Alors même que les mauvais coup pleuvent de partout (CICE, pacte de responsabilité, Loi macron pour la croissance, Loi Rebsamen sur le dialogue social...), gouvernements et patronat n’ont jamais autant attaqués le monde salarial au nom de la compétitivité tous est prétexte à rabougrir les droits de salariés.

Dans ce contexte certaines organisations syndicales réfléchissent à d’autres actions syndicales, malheureusement pour la classe laborieuse seul le rapport de force face à la mondialisation du capital et à la domination de l’argent est propice à obtenir des droits.

Dans ce contexte seule la mobilisation du plus grand nombre pourra inverser la tendance et donner tort au milliardaire américain Warren Buffett qui a déclaré il y a quelques années, non sans humour, qu’il existait "bel et bien une guerre des classes mais c’est ma classe, la classe des riches qui fait la guerre et c’est nous qui gagnons".

Prolétaires de tous pays, unissez-vous !


En Savoir plus...

Après les grandes grèves de 1936, 1968 et le programme commun de 1981...

Les accords de Matignon sont des accords signés dans la nuit du 7 au 8 juin 1936 à l’hôtel Matignon, sous la présidence du Conseil de Léon Blum (Front populaire), entre la Confédération générale de la production française (CGPF), la Confédération générale du travail (CGT) et l’État.
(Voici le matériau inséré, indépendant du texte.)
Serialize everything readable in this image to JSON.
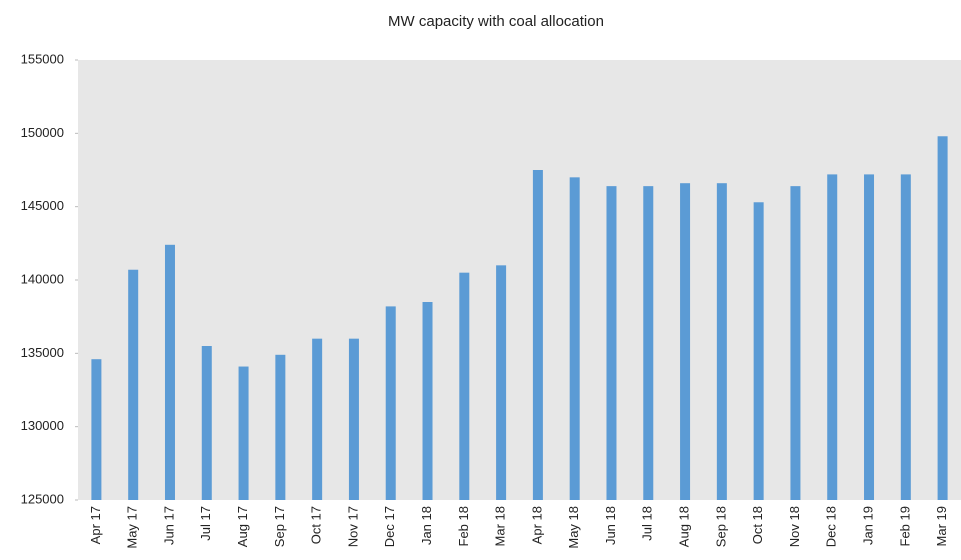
{
  "chart_data": {
    "type": "bar",
    "title": "MW capacity with coal allocation",
    "categories": [
      "Apr 17",
      "May 17",
      "Jun 17",
      "Jul 17",
      "Aug 17",
      "Sep 17",
      "Oct 17",
      "Nov 17",
      "Dec 17",
      "Jan 18",
      "Feb 18",
      "Mar 18",
      "Apr 18",
      "May 18",
      "Jun 18",
      "Jul 18",
      "Aug 18",
      "Sep 18",
      "Oct 18",
      "Nov 18",
      "Dec 18",
      "Jan 19",
      "Feb 19",
      "Mar 19"
    ],
    "values": [
      134600,
      140700,
      142400,
      135500,
      134100,
      134900,
      136000,
      136000,
      138200,
      138500,
      140500,
      141000,
      147500,
      147000,
      146400,
      146400,
      146600,
      146600,
      145300,
      146400,
      147200,
      147200,
      147200,
      149800
    ],
    "color": "#5b9bd5",
    "ylim": [
      125000,
      155000
    ],
    "yticks": [
      125000,
      130000,
      135000,
      140000,
      145000,
      150000,
      155000
    ]
  }
}
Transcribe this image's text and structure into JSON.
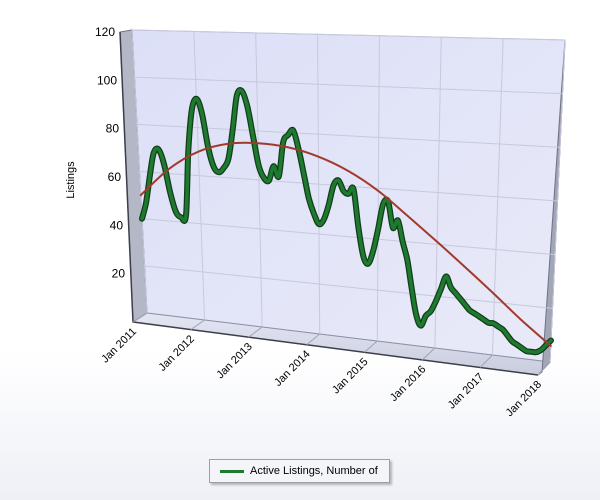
{
  "chart_data": {
    "type": "line",
    "ylabel": "Listings",
    "ylim": [
      0,
      120
    ],
    "y_ticks": [
      20,
      40,
      60,
      80,
      100,
      120
    ],
    "x_ticks": [
      "Jan 2011",
      "Jan 2012",
      "Jan 2013",
      "Jan 2014",
      "Jan 2015",
      "Jan 2016",
      "Jan 2017",
      "Jan 2018"
    ],
    "x_start": "2011-01",
    "x_end": "2018-01",
    "grid": true,
    "legend_position": "bottom-center",
    "series": [
      {
        "name": "Active Listings, Number of",
        "color": "#1e7a2e",
        "x": [
          "2011-01",
          "2011-02",
          "2011-03",
          "2011-04",
          "2011-05",
          "2011-06",
          "2011-07",
          "2011-08",
          "2011-09",
          "2011-10",
          "2011-11",
          "2011-12",
          "2012-01",
          "2012-02",
          "2012-03",
          "2012-04",
          "2012-05",
          "2012-06",
          "2012-07",
          "2012-08",
          "2012-09",
          "2012-10",
          "2012-11",
          "2012-12",
          "2013-01",
          "2013-02",
          "2013-03",
          "2013-04",
          "2013-05",
          "2013-06",
          "2013-07",
          "2013-08",
          "2013-09",
          "2013-10",
          "2013-11",
          "2013-12",
          "2014-01",
          "2014-02",
          "2014-03",
          "2014-04",
          "2014-05",
          "2014-06",
          "2014-07",
          "2014-08",
          "2014-09",
          "2014-10",
          "2014-11",
          "2014-12",
          "2015-01",
          "2015-02",
          "2015-03",
          "2015-04",
          "2015-05",
          "2015-06",
          "2015-07",
          "2015-08",
          "2015-09",
          "2015-10",
          "2015-11",
          "2015-12",
          "2016-01",
          "2016-02",
          "2016-03",
          "2016-04",
          "2016-05",
          "2016-06",
          "2016-07",
          "2016-08",
          "2016-09",
          "2016-10",
          "2016-11",
          "2016-12",
          "2017-01",
          "2017-02",
          "2017-03",
          "2017-04",
          "2017-05",
          "2017-06",
          "2017-07",
          "2017-08",
          "2017-09",
          "2017-10",
          "2017-11",
          "2017-12",
          "2018-01"
        ],
        "y": [
          40,
          47,
          58,
          68,
          70,
          64,
          52,
          44,
          42,
          43,
          70,
          87,
          92,
          86,
          72,
          64,
          62,
          64,
          68,
          80,
          94,
          96,
          90,
          78,
          66,
          61,
          60,
          66,
          62,
          76,
          79,
          81,
          74,
          64,
          54,
          48,
          44,
          46,
          52,
          60,
          62,
          58,
          57,
          59,
          44,
          33,
          30,
          35,
          44,
          54,
          55,
          45,
          48,
          40,
          33,
          22,
          12,
          8,
          12,
          14,
          18,
          23,
          28,
          24,
          22,
          20,
          18,
          16,
          15,
          14,
          13,
          12,
          12,
          11,
          10,
          8,
          6,
          5,
          4,
          3,
          3,
          3,
          4,
          6,
          8
        ]
      },
      {
        "name": "",
        "color": "#a23a2c",
        "x": [
          "2011-01",
          "2011-07",
          "2012-01",
          "2012-07",
          "2013-01",
          "2013-07",
          "2014-01",
          "2014-07",
          "2015-01",
          "2015-07",
          "2016-01",
          "2016-07",
          "2017-01",
          "2017-07",
          "2018-01"
        ],
        "y": [
          50,
          62,
          70,
          74,
          75,
          74,
          71,
          66,
          59,
          50,
          41,
          32,
          23,
          14,
          6
        ]
      }
    ]
  },
  "legend": {
    "label": "Active Listings, Number of"
  }
}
Ils ont été préparés par le ministre du Travail Jean-Baptiste Lebas.

À la suite de ces accords, en échange de l’évacuation des usines occupées, les ouvriers gagnent des acquis sociaux :
- Ils obtiennent des avantages pour toute la profession.
- Les salaires sont augmentés de 7 à 15 % (c’est l’inflation, les gens consomment, les usines tournent, le chômage baisse (politique keynésienne)).
- Les ouvriers obtiennent des délégués pour les défendre.
- On ne peut pas licencier sans autorisation de l’inspecteur du travail.
- C’est la fin des « syndicats jaunes », créés par le patronat.
- Les salariés obtiennent la liberté d’exercice du droit syndical.

Les accords de Grenelle ont été négociés le 27 mai 1968 au ministère des Affaires Sociales (rue de Grenelle), entre le gouvernement du Premier Ministre, Georges Pompidou, les syndicats ouvriers dont la CGT, FO, CFDT, CFTC, FEN et les organisations patronales telles que le CNPF, PME.

Ces accords ont fini par aboutir à plusieurs réformes :
- Augmentation de 35 % du salaire minimum interprofessionnel garanti.
- Augmentation des salaires (environ 7 %).
- réduction du temps de travail (semaine de 40 heures).
- Droit au syndicat d’entreprise.
- Hausse du minimum vieillesse.
- Récupération des journées de grève.

Puis à la suite du programme commun et de l’élection de F. Mitterrand de 1981 jusqu’en 1983 :
- Instauration de la semaine de trente-neuf heures.
- Cinquième semaine de congés payés.
- Lois Auroux sur le droit d’expression et la négociation collective.
- Création de l’impôt sur les grandes fortunes, transformé en 1989 en impôt de solidarité sur la fortune.
- Fixation de l’âge légal de la retraite à soixante ans.